Well, your body's here, but the mind is still on Weekend Time. It's nice outside. It's after Memorial Day. Heck, it's summer. That means it's time to get out of the stuffy office and... oh crap, that means it's swimsuit time and you're not prepared!!!
Image: oddsocks


Damn! What good was it to promise to be good and "get around to" exercise? Now it's too late!

Self magazine has a list of tips to get flat abs fast, but their definition of 'fast' is 30 days. Who has that time? You've got to take the kids to the pool! Everybody will be watching! Even if you've got instant tan for the paler-than-white skin, where's the instant lipo-suction-in-a-can when you need it?

Swimsuit season is a time for serious angst. I mean, come on. Even if you are in really good shape, a bikini isn't always flattering:
Photo: Mike Baird

The worst pain centers around two areas: trying on the suit and having someone insist on taking your photo while you're wearing the suit. We've* put together some tips on how to cope with Swimsuit Season.

*Okay, that should be I've put together some tips. Don't blame Crabby.

Top ten things not to say to someone who's trying on a swimsuit




10. Oh. It's very... interesting.
9. It's not just you. Polka dots make everyone's hips look wide.
8. Gosh, I didn't know they came in that size.
7. Y'know, one piece suits are much more... slimming.
6. Hey, splashing about in the water isn't all that fun anyway.
5. Gee, you look just like Kirstie Allie.
4. Wow, I didn't know you were expecting.
3. Does a girdle come with that suit?
2. It's the lighting. Fluorescent lights add weight.
1. Can I take your picture?

Top ten ways to ease the pain of getting your picture taken while wearing a swimsuit


10. Get some children to stand in front of you.
9. No, infants don't count.
8. Yes, check with the parents first, or at least make sure you know the parents.
7. Because that's the kind of lawsuit you never want to have to deal with.
6. Preferably children who are rather tall and fidget a lot.
5. Besides, blurry photos can look quite artistic.
4. Especially if you're wearing a floppy hat and sunglasses.
3. Hey, all the celebrities wear that stuff.
2. Well, who cares what the photographer thinks?
1. Look, if they're going to get all huffy, take their picture instead. So there.
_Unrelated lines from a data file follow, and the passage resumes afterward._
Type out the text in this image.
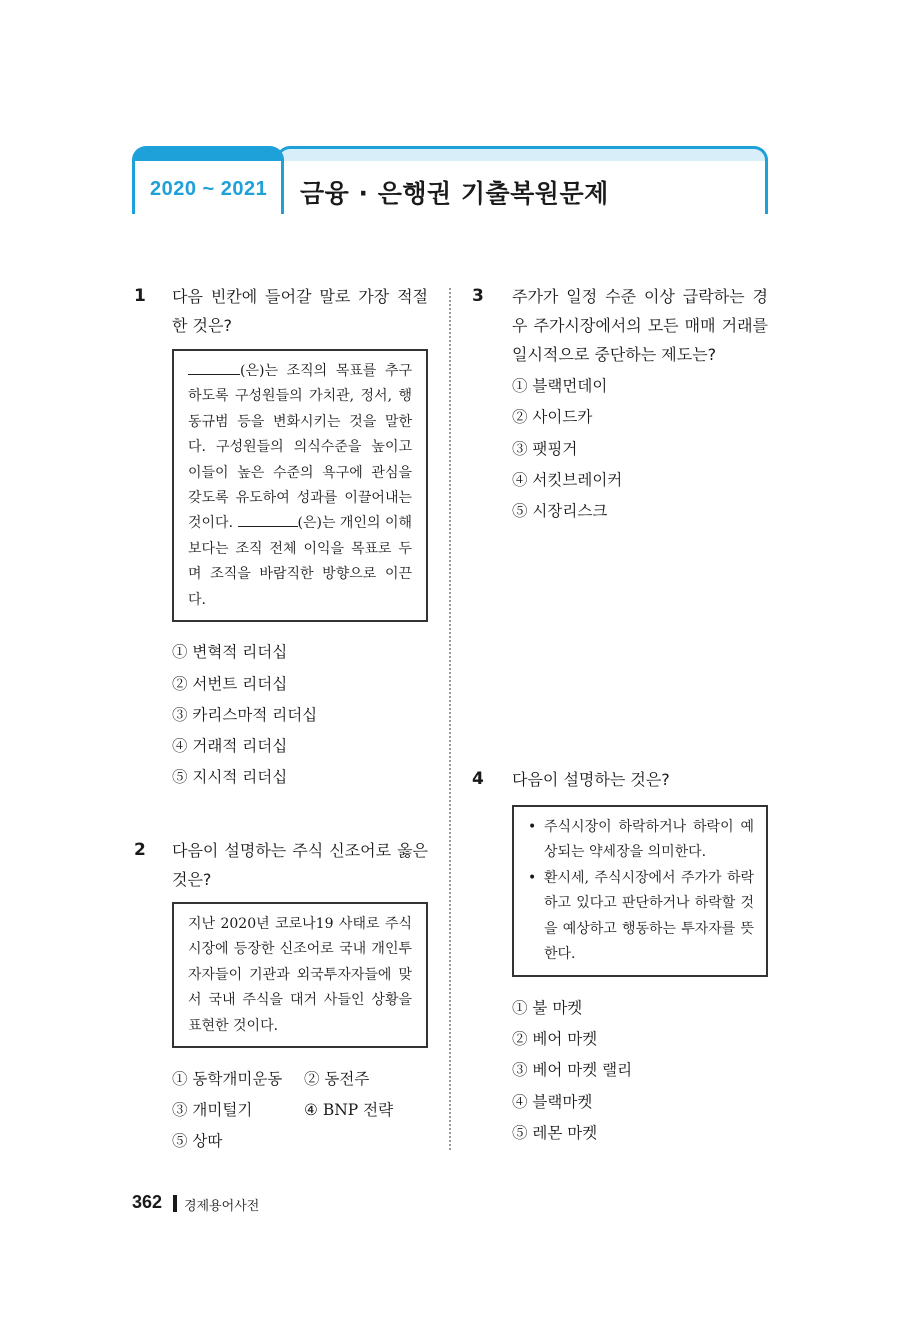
2020 ~ 2021 금융 · 은행권 기출복원문제
1 다음 빈칸에 들어갈 말로 가장 적절한 것은?
(은)는 조직의 목표를 추구하도록 구성원들의 가치관, 정서, 행동규범 등을 변화시키는 것을 말한다. 구성원들의 의식수준을 높이고 이들이 높은 수준의 욕구에 관심을 갖도록 유도하여 성과를 이끌어내는 것이다.	(은)는 개인의 이해보다는 조직 전체 이익을 목표로 두며 조직을 바람직한 방향으로 이끈다.
① 변혁적 리더십
② 서번트 리더십
③ 카리스마적 리더십
④ 거래적 리더십
⑤ 지시적 리더십
2 다음이 설명하는 주식 신조어로 옳은 것은?
지난 2020년 코로나19 사태로 주식시장에 등장한 신조어로 국내 개인투자자들이 기관과 외국투자자들에 맞서 국내 주식을 대거 사들인 상황을 표현한 것이다.
① 동학개미운동 ② 동전주
③ 개미털기	④ BNP 전략
⑤ 상따
3 주가가 일정 수준 이상 급락하는 경우 주가시장에서의 모든 매매 거래를 일시적으로 중단하는 제도는?
① 블랙먼데이
② 사이드카
③ 팻핑거
④ 서킷브레이커
⑤ 시장리스크
4 다음이 설명하는 것은?
• 주식시장이 하락하거나 하락이 예상되는 약세장을 의미한다.
• 환시세, 주식시장에서 주가가 하락하고 있다고 판단하거나 하락할 것을 예상하고 행동하는 투자자를 뜻한다.
① 불 마켓
② 베어 마켓
③ 베어 마켓 랠리
④ 블랙마켓
⑤ 레몬 마켓
362 경제용어사전
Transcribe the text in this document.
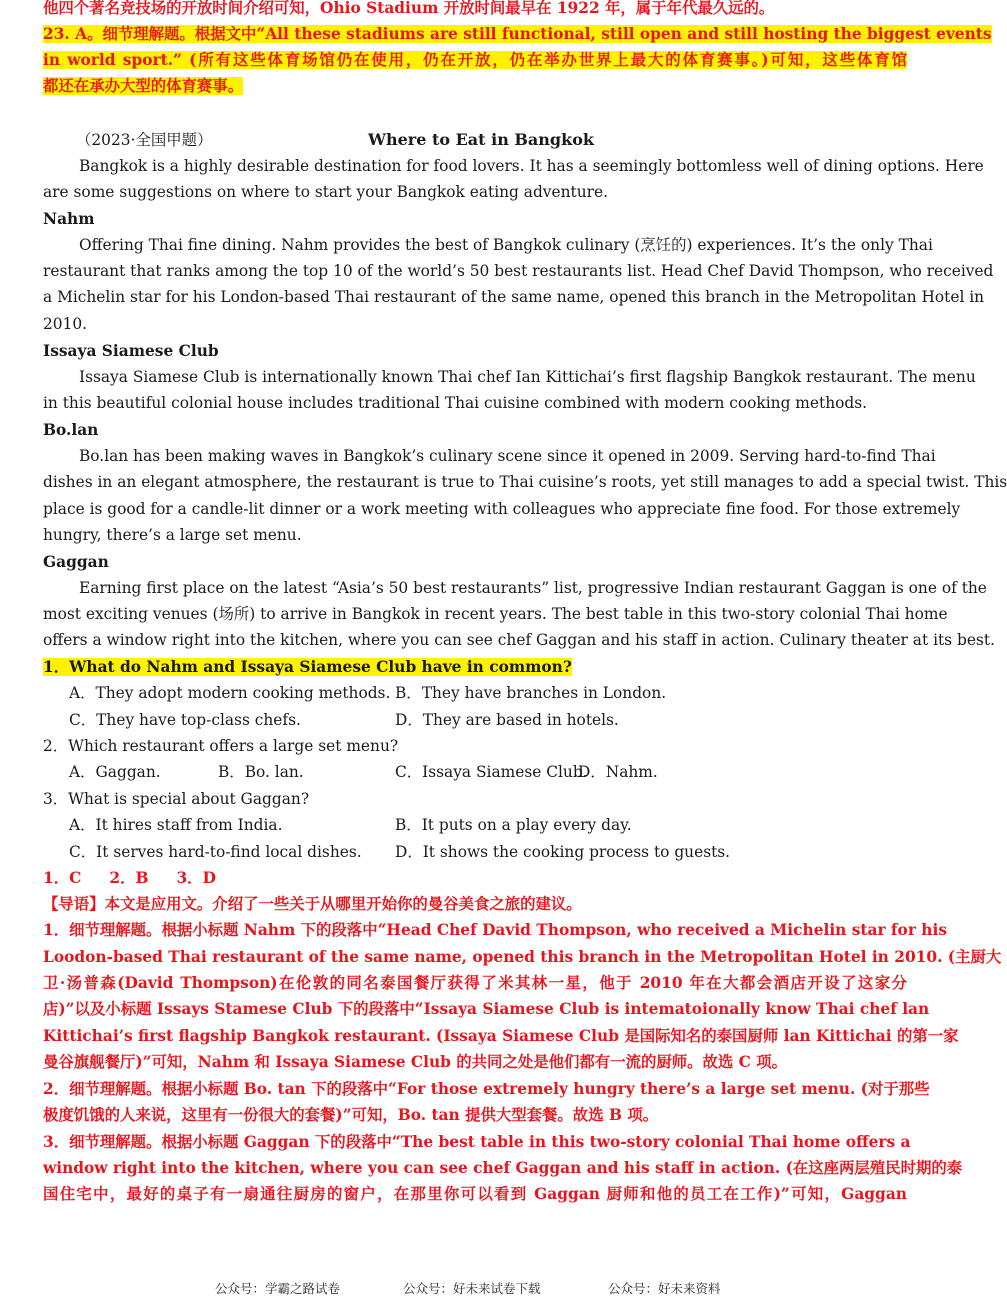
他四个著名竞技场的开放时间介绍可知，Ohio Stadium 开放时间最早在 1922 年，属于年代最久远的。
23. A。细节理解题。根据文中“All these stadiums are still functional, still open and still hosting the biggest events
in world sport.” (所有这些体育场馆仍在使用，仍在开放，仍在举办世界上最大的体育赛事。)可知，这些体育馆
都还在承办大型的体育赛事。
（2023·全国甲题）	Where to Eat in Bangkok
Bangkok is a highly desirable destination for food lovers. It has a seemingly bottomless well of dining options. Here
are some suggestions on where to start your Bangkok eating adventure.
Nahm
Offering Thai fine dining. Nahm provides the best of Bangkok culinary (烹饪的) experiences. It’s the only Thai
restaurant that ranks among the top 10 of the world’s 50 best restaurants list. Head Chef David Thompson, who received
a Michelin star for his London-based Thai restaurant of the same name, opened this branch in the Metropolitan Hotel in
2010.
Issaya Siamese Club
Issaya Siamese Club is internationally known Thai chef Ian Kittichai’s first flagship Bangkok restaurant. The menu
in this beautiful colonial house includes traditional Thai cuisine combined with modern cooking methods.
Bo.lan
Bo.lan has been making waves in Bangkok’s culinary scene since it opened in 2009. Serving hard-to-find Thai
dishes in an elegant atmosphere, the restaurant is true to Thai cuisine’s roots, yet still manages to add a special twist. This
place is good for a candle-lit dinner or a work meeting with colleagues who appreciate fine food. For those extremely
hungry, there’s a large set menu.
Gaggan
Earning first place on the latest “Asia’s 50 best restaurants” list, progressive Indian restaurant Gaggan is one of the
most exciting venues (场所) to arrive in Bangkok in recent years. The best table in this two-story colonial Thai home
offers a window right into the kitchen, where you can see chef Gaggan and his staff in action. Culinary theater at its best.
1．What do Nahm and Issaya Siamese Club have in common?
A．They adopt modern cooking methods. B．They have branches in London.
C．They have top-class chefs.	D．They are based in hotels.
2．Which restaurant offers a large set menu?
A．Gaggan.	B．Bo. lan.	C．Issaya Siamese Club.
D．Nahm.
3．What is special about Gaggan?
A．It hires staff from India.	B．It puts on a play every day.
C．It serves hard-to-find local dishes. D．It shows the cooking process to guests.
1．C 2．B 3．D
【导语】本文是应用文。介绍了一些关于从哪里开始你的曼谷美食之旅的建议。
1．细节理解题。根据小标题 Nahm 下的段落中“Head Chef David Thompson, who received a Michelin star for his
Loodon-based Thai restaurant of the same name, opened this branch in the Metropolitan Hotel in 2010. (主厨大
卫·汤普森(David Thompson)在伦敦的同名泰国餐厅获得了米其林一星，他于 2010 年在大都会酒店开设了这家分
店)”以及小标题 Issays Stamese Club 下的段落中“Issaya Siamese Club is intematoionally know Thai chef lan
Kittichai’s first flagship Bangkok restaurant. (Issaya Siamese Club 是国际知名的泰国厨师 lan Kittichai 的第一家
曼谷旗舰餐厅)”可知，Nahm 和 Issaya Siamese Club 的共同之处是他们都有一流的厨师。故选 C 项。
2．细节理解题。根据小标题 Bo. tan 下的段落中“For those extremely hungry there’s a large set menu. (对于那些
极度饥饿的人来说，这里有一份很大的套餐)”可知，Bo. tan 提供大型套餐。故选 B 项。
3．细节理解题。根据小标题 Gaggan 下的段落中“The best table in this two-story colonial Thai home offers a
window right into the kitchen, where you can see chef Gaggan and his staff in action. (在这座两层殖民时期的泰
国住宅中，最好的桌子有一扇通往厨房的窗户，在那里你可以看到 Gaggan 厨师和他的员工在工作)”可知，Gaggan
公众号：学霸之路试卷	公众号：好未来试卷下载	公众号：好未来资料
If you decide to go the no-suit route (no, not nekkid, clothed)...



If you decide to just wear regular clothes to the beach, remember these tips:

1. Don't wear parachute pants. Baggy pants only make you look thinner if the waist is really loose.
2. You can look thinner if you suck in your gut:

Excellent! Just keep that up until Labor Day, and no worries.

(Jeans photos courtesy of Melting Mama)

For a more serious treatment of this subject, check out the Back in Skinny Jeans post about Bikini Torment. I'm not in a serious frame of mind. Probably because I haven't tried on any swimsuits yet.

Well, how are you going to cope with swimsuit season? Total denial? A what-the-hell attitude? Something in between?